In the present case, the giant bulla was identified in the right middle lobe first from the HRCT analysis. In addition, the automatic software SYNAPSE VINCENTconfirmed the highest emphysema rate in the RML (82.9%). To clarify it, we used the Chartis System during the procedure. The performance of the RML in the Chartis System did not match the characters of a giant bulla while the RUL did. One day after the procedure, the giant bulla was deflated mildly which indicated the bronchus feeding it had been closed. To our knowledge, this was the first case reported where the Chartis System helped to correct and confirm the location of a giant bulla which was originally misjudged by HRCT analysis.

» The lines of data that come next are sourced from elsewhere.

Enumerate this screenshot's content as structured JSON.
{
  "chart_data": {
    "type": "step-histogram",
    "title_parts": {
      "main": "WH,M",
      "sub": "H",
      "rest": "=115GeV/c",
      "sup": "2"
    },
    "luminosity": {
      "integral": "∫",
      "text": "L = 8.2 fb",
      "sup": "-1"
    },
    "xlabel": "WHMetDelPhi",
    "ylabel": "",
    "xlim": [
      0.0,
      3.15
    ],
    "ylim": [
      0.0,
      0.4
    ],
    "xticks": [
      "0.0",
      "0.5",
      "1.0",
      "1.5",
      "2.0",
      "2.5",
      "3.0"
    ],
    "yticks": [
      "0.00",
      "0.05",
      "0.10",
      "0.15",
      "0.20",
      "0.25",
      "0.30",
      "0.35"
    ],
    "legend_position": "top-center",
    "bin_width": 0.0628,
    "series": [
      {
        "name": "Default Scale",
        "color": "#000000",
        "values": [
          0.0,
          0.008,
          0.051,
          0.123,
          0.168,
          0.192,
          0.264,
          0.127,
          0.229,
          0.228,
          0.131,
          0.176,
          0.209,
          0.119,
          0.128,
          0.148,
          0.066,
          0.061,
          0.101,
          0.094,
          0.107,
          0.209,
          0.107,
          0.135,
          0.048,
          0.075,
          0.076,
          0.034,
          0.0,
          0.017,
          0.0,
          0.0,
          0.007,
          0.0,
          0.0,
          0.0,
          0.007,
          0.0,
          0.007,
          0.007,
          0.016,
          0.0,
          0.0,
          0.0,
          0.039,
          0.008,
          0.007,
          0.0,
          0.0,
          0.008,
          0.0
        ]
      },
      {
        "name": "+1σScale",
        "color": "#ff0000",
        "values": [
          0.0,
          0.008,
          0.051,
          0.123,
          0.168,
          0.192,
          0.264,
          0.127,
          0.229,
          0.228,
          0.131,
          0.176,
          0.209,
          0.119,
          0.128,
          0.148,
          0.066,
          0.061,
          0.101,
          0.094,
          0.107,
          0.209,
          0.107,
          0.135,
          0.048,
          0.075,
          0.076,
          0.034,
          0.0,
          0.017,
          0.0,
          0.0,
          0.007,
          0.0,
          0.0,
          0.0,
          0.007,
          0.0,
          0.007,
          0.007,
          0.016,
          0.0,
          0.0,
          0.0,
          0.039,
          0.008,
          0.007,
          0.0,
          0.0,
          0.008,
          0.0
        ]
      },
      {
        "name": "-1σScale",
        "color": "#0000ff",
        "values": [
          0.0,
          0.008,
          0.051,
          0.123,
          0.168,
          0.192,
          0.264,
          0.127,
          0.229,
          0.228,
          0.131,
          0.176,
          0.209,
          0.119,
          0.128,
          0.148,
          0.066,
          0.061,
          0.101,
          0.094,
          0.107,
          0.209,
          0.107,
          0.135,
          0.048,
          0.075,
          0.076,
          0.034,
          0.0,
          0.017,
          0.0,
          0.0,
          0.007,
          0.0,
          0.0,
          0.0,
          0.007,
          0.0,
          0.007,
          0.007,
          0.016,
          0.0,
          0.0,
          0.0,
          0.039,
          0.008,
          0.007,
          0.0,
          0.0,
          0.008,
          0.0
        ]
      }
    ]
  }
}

The patient in our institution underwent a memorable experience. He encountered spontaneous pneumothoraces twice, one before and one after the procedure. In the second pneumothorax, there was no evidence of valve dysfunction or bulla re-expansion. The compressed adjacent lung tissue will expand to occupy the newly created space.1,14 The shifting of volume on one side of the lung can result in the tearing of lung tissue, which partly explains the reason for the pneumothorax. It was reported that more than 90% of pneumothoraces developed within 3 days after the procedure in severe emphysema;4 however, the present patient experienced pneumothorax on day 8. The untreated ipsilateral lobes were also emphysematous, and a rupture of blebs or bullae in these lobes could also cause the second pneumothorax.
During follow up, the patient showed significant improvements in symptoms and exercise capacity. This successful implantation suggests that in selected patients, whose definite bullae location is known and those who have negative collateral ventilation, a bronchoscopic bullectomy with EBV could be an effective and safe choice. Chartis System can be helpful for determining the location when it is difficult using HRCT.
Ethics and Consent Statement
The authors confirm that the patient provides written informed consent and gives his consent for images and all other clinical information to be published.
The ethic approval is not required to publish these case report details according to the institutional ethic committee.
The authors report no conflicts of interest in this work.